Выстрел грохнул, как удар золотых тарелок в оркестре. Ионафан упал на каменные плиты, обливаясь кровью. Черные выскочили из машины. Эй ты, скорее! Давид видел в храмовое окно, через решетку – он надевал себе на шею кисет. Клянусь, камень там. Он у него на груди, под панагией. Не копайтесь!
Над телом Ионафана, предавшего черных, черные наклонились, сгрудились, копошились, как черные жуки. Разрезали парчовую ризу у него на груди ножом, запустили ему руки за пазуху. Один из черных резко, наотмашь, будто ударил тьму саблей, повернул лицо к свету фонаря, и Лех чуть не вскрикнул.
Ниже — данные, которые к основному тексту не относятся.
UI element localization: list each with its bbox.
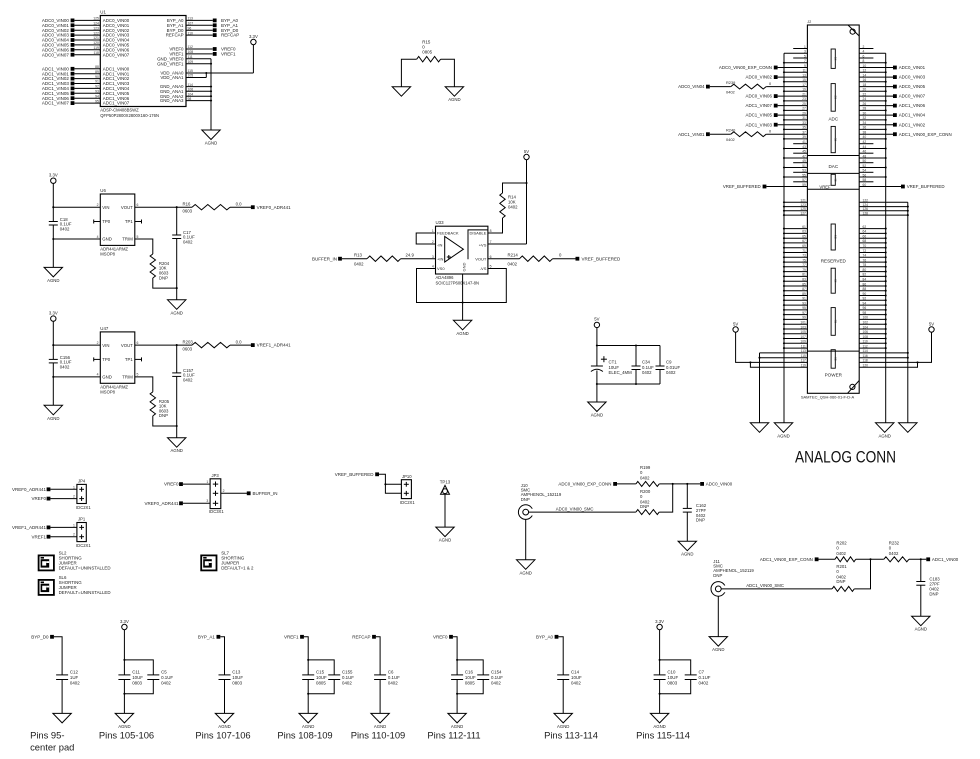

Этот человек бил его. Этот человек всаживал в него опьяняющие иглы. Авессалом!
Он повелительно взмахнул рукой готовым вытащить оружье Серебрякову и Исупову. Не стреляйте. Сейчас весь народ из церкви повалит. Весь русский Париж здесь. Не надо ходынки. Тут же дети… старухи. Тихо. Я сам его убью. Но не пулей. Я попытаюсь… Он облизнул вмиг пересохшие губы. Я по-иному хочу. Я сделаю это в память Стива. Я попробую. Если они меня сумеют прикончить, а не я их – значит, туда мне и дорога.
– Что он задумал, Исупов?..
– Тише. Не мешай ему.
Полковник и капитан стиснули до хруста руки друг другу.
Прямо на Леха надвигался человек с Черным Лицом. Черные очки крепко всажены в переносицу; темная кожа обтягивает череп, загорелая, южная, смуглая. В сумеречном свете скулы приобрели оттенок серой мертвенности, безжизненной земляной черноты. Черный сделал молниеносный выпад в сторону Леха; вот где пригодилось твое восточное уменье, твое тайное каратэ-до, посвященья твоего мастера. Черный не хотел долго играть. Рука с револьвером вскинулась, и дуло надменно выставилось черным птичьим клювом тебе, солдат, в беззащитный висок.
Лех поднял навстречу ему обе руки, ладонями вперед, и пошел, пошел, пошел на него. Он глядел в одну невидимую точку, и лицо его застыло неподвижно, страшное, перекошенное, как дом после землетрясенья, и каждый малый мускул под кожей напрягся в молчаливом крике. Он глядел прямо в глаза Авессалому. Глядел прямо в глаза. Глядел.